The 16-time NBA champions were beaten 88-87 by the Chicago Bulls in their season opener then 100-91 by the Sacramento Kings before returning to winning ways with a 96-71 romp at home to the Utah Jazz on Wednesday.

Three games crammed into three hectic days at least ended on a winning note after many Lakers fans despaired while watching their team squander an 11-point lead against the Bulls and then look worryingly old and slow against the younger, faster Kings.

New Lakers coach Mike Brown was delighted to watch his players finally earn him a win and he rewarded them with a day off, their first since training began on December 9th.

The Lakers have been perennial championship contenders in recent years with All-Star guard Kobe Bryant and Spanish forward Pau Gasol leading the way but their fans were hardly encouraged by the moves made, or not made, during the offseason.
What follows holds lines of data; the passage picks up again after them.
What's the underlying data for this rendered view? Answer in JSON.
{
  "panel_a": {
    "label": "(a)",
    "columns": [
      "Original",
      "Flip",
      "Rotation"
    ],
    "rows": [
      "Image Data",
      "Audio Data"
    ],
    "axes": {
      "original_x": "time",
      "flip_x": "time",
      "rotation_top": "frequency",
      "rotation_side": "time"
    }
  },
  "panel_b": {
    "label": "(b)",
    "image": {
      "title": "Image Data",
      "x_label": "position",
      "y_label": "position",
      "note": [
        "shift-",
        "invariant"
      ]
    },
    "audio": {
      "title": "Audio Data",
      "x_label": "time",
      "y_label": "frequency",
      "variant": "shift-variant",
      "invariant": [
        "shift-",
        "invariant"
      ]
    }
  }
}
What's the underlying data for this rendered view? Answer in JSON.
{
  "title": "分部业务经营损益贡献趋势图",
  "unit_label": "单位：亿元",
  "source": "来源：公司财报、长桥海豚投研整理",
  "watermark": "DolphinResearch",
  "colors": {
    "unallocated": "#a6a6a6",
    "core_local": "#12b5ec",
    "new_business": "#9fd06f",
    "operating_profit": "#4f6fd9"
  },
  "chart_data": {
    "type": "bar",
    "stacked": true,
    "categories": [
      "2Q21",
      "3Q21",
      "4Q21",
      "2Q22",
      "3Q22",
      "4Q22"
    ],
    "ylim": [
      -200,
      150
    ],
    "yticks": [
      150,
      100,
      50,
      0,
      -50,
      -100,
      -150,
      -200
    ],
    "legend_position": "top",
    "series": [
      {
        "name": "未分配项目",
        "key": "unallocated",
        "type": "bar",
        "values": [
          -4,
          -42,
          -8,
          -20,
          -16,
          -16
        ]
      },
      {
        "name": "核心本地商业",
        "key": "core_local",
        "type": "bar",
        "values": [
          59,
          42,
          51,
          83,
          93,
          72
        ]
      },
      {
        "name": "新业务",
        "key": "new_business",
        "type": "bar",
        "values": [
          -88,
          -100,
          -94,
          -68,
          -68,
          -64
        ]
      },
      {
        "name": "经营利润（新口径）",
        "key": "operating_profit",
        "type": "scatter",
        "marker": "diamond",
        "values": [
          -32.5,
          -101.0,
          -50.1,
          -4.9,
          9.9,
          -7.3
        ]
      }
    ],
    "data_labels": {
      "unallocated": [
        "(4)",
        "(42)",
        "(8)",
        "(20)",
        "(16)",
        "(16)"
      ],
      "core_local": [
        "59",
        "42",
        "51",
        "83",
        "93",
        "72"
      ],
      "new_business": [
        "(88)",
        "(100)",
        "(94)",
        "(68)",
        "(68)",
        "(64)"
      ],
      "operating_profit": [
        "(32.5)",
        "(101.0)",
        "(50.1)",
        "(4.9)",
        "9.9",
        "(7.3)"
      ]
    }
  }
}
Inspirational coach Phil Jackson retired and disgruntled forward Lamar Odom, the league's best bench player last season, asked to be traded to the NBA champion Dallas Mavericks.

Odom had felt more than slighted when he and Gasol were part of a three-club deal that would have brought four-time All-Star Chris Paul to the Lakers, only for that trade to be blocked by the NBA.

Paul ended up moving to Los Angeles, but he instead linked up with the once lowly Clippers who instantly became the talk of the town as genuine title contenders with former All Stars Chauncey Billups and Caron Butler also joining the franchise.

All of a sudden, the glitzy Lakers with their star-studded background and 'showtime' appeal were overshadowed by their city rivals.

Even worse, they knew they would be without Andrew Bynum for their first four games while the seven-foot center served a suspension imposed on him at the end of last season.

Erratically though the Lakers have begun this campaign, twice NBA Finals MVP Bryant has already seen enough from his team mates to believe they have the necessary grit to withstand whatever is thrown at them.

Bryant, who has guided the Lakers to five championships, says they're a very active team and a blue-collar team who will fight and scratch and claw for everything.

However, Bryant was relieved that the Lakers' back-to-back-to-back start, the only one to launch the 2011-12 NBA regular season, is now behind them.